The company plans to lay off around another 300 people, one of the people added.

Banorte said in a presentation about the deal that it would cut 65 percent of Interacciones' costs, saving between 1.5 and 1.6 billion pesos a year. Earlier this month, the former CEO of Interacciones said there could be layoffs, but did not specify how many jobs would be lost.

Gerardo Salazar, who ran the group's bank, Ignacio Zubiria, head of the institutional business, and Adolfo Herrera, head of the brokerage, are among the highest-profile who have left, the people said.

Salazar, Zubiria and Herrera did not respond to requests for comment. Banorte declined to comment, referring to the quiet period ahead of its quarterly results.

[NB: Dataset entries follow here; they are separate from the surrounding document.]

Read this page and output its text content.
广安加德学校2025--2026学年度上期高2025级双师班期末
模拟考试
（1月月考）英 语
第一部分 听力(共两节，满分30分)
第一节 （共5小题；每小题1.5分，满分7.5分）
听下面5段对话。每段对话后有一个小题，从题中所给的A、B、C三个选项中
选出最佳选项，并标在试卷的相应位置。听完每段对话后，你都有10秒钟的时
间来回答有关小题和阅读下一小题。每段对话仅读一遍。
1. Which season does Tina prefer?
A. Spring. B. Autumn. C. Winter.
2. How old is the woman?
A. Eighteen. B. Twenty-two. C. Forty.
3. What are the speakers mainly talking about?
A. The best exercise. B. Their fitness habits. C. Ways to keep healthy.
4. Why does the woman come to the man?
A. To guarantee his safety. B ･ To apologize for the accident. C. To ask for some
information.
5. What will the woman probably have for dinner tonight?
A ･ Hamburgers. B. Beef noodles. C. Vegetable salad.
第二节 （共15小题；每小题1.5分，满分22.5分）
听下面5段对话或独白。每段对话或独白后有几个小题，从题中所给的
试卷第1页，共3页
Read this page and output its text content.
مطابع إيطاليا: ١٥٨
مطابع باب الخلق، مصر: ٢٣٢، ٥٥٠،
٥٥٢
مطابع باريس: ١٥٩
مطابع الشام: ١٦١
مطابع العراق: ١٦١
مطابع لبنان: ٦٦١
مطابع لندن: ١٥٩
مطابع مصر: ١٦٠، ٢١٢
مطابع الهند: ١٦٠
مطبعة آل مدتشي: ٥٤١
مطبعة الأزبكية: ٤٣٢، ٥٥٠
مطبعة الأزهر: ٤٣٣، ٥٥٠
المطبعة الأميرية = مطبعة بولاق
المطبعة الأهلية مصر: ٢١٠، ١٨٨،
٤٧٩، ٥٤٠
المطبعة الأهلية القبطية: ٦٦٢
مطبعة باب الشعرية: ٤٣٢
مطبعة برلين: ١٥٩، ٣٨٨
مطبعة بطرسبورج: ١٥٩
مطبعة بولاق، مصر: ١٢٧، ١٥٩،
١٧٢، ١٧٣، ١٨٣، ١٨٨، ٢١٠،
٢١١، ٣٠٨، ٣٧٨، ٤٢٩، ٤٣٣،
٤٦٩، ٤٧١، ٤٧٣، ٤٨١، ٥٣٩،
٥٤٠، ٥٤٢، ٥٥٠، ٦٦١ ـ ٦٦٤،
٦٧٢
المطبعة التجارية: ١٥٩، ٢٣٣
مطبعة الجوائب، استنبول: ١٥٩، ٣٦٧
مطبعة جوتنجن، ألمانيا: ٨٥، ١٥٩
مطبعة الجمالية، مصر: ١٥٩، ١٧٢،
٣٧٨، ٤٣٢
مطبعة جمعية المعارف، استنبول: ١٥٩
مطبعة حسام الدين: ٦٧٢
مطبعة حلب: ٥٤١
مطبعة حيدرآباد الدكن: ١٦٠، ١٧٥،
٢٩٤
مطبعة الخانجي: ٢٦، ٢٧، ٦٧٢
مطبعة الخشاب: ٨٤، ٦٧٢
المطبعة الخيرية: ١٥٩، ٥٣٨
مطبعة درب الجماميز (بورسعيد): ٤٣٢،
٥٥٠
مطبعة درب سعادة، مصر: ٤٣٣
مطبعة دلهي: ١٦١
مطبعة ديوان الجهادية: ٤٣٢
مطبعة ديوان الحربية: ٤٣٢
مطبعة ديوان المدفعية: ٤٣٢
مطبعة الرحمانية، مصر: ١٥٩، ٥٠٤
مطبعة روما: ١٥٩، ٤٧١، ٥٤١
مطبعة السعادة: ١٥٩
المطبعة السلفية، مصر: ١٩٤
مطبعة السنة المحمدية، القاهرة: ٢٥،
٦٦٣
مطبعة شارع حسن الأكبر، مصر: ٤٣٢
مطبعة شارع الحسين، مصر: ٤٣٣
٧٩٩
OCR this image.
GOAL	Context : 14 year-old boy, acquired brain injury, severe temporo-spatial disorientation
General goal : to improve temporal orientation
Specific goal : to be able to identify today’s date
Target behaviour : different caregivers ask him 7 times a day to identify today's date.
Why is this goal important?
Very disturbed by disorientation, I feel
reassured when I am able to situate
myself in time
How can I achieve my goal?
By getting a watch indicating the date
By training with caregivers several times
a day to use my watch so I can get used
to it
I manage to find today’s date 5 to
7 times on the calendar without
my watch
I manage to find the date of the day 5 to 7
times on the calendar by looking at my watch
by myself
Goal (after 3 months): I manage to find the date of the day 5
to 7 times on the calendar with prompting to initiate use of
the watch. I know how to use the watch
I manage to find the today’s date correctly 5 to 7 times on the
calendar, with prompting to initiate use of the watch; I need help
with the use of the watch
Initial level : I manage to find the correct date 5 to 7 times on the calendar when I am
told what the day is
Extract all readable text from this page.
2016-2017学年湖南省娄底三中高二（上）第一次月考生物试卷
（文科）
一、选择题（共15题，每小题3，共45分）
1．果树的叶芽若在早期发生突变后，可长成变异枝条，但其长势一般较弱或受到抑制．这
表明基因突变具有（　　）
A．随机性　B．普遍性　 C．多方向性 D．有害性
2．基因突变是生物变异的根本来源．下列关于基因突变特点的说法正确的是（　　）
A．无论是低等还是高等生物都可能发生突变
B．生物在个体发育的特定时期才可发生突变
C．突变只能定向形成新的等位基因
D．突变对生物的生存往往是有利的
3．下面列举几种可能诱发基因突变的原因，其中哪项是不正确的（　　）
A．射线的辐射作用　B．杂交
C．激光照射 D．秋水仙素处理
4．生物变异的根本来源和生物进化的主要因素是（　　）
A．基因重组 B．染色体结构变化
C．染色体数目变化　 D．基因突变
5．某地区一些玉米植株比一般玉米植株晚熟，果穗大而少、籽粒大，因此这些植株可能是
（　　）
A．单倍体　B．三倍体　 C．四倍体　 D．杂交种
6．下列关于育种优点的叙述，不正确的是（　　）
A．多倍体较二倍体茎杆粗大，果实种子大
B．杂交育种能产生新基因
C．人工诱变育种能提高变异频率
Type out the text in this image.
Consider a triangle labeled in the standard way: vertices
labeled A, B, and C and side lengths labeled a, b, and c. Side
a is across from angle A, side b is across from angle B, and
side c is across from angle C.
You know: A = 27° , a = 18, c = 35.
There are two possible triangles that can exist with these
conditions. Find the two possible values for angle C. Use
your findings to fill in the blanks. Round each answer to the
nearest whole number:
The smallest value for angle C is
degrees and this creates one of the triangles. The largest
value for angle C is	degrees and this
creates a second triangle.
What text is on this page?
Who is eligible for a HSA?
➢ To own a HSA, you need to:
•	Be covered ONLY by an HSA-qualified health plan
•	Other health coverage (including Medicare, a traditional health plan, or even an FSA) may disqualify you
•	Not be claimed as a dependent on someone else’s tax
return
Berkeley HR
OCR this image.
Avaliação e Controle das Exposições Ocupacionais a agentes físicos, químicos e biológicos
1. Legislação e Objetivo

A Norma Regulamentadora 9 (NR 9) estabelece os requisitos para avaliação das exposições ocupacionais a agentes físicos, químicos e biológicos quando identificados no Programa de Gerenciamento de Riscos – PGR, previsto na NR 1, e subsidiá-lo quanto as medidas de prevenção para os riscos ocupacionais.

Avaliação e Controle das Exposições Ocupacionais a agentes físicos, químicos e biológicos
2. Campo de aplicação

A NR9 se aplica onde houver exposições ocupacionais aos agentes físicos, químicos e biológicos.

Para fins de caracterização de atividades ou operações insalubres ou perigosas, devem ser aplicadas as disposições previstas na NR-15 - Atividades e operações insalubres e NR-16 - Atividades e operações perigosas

Yiming Qian, Associate Professor of Finance at the University of Iowa, said layoffs after acquisitions were commonplace, but usually were contained to 5 percent to 15 percent. Banorte's reductions of Interacciones staff would reach about 80 percent if it eventually lays off 800 people, as one of the sources said was planned.

"Eighty percent is very unusual," Qian said.

Mexican banks that focus on lending to states and municipalities have had to reconsider their business models in recent years as several states have become highly indebted and high-profile graft scandals involving their leaders surfaced.

Many businesses in Mexico are owned or controlled by families, however, the country's banking sector is mostly owned by foreigners, including BBVA, Citi and Santander. Banorte and Carlos Slim's Grupo Financiero Inbursa are notable exceptions.

Mexican regulators approved the deal, the largest in the sector in 17 years, three days before the July 1 election.

Banorte was already the largest Mexican-owned bank and its chairman Carlos Hank Gonzalez was also Interacciones' chief executive until 2014, while his father was Interacciones' chairman.

Banorte's largest foreign institutional investors, including BlackRock and Aberdeen Standard Investments, opposed the deal, arguing that the acquisition was unnecessary and posed conflicts of interest because of family ties.

The bank said the family trust, which owns around 10 percent of the company, and others affiliated to the family, voted in line with the majority of shareholders, meaning that it did not sway the outcome.

Banorte said the deal was expected to gradually increase Banorte's earnings per share while preserving capital strength and return on equity goals.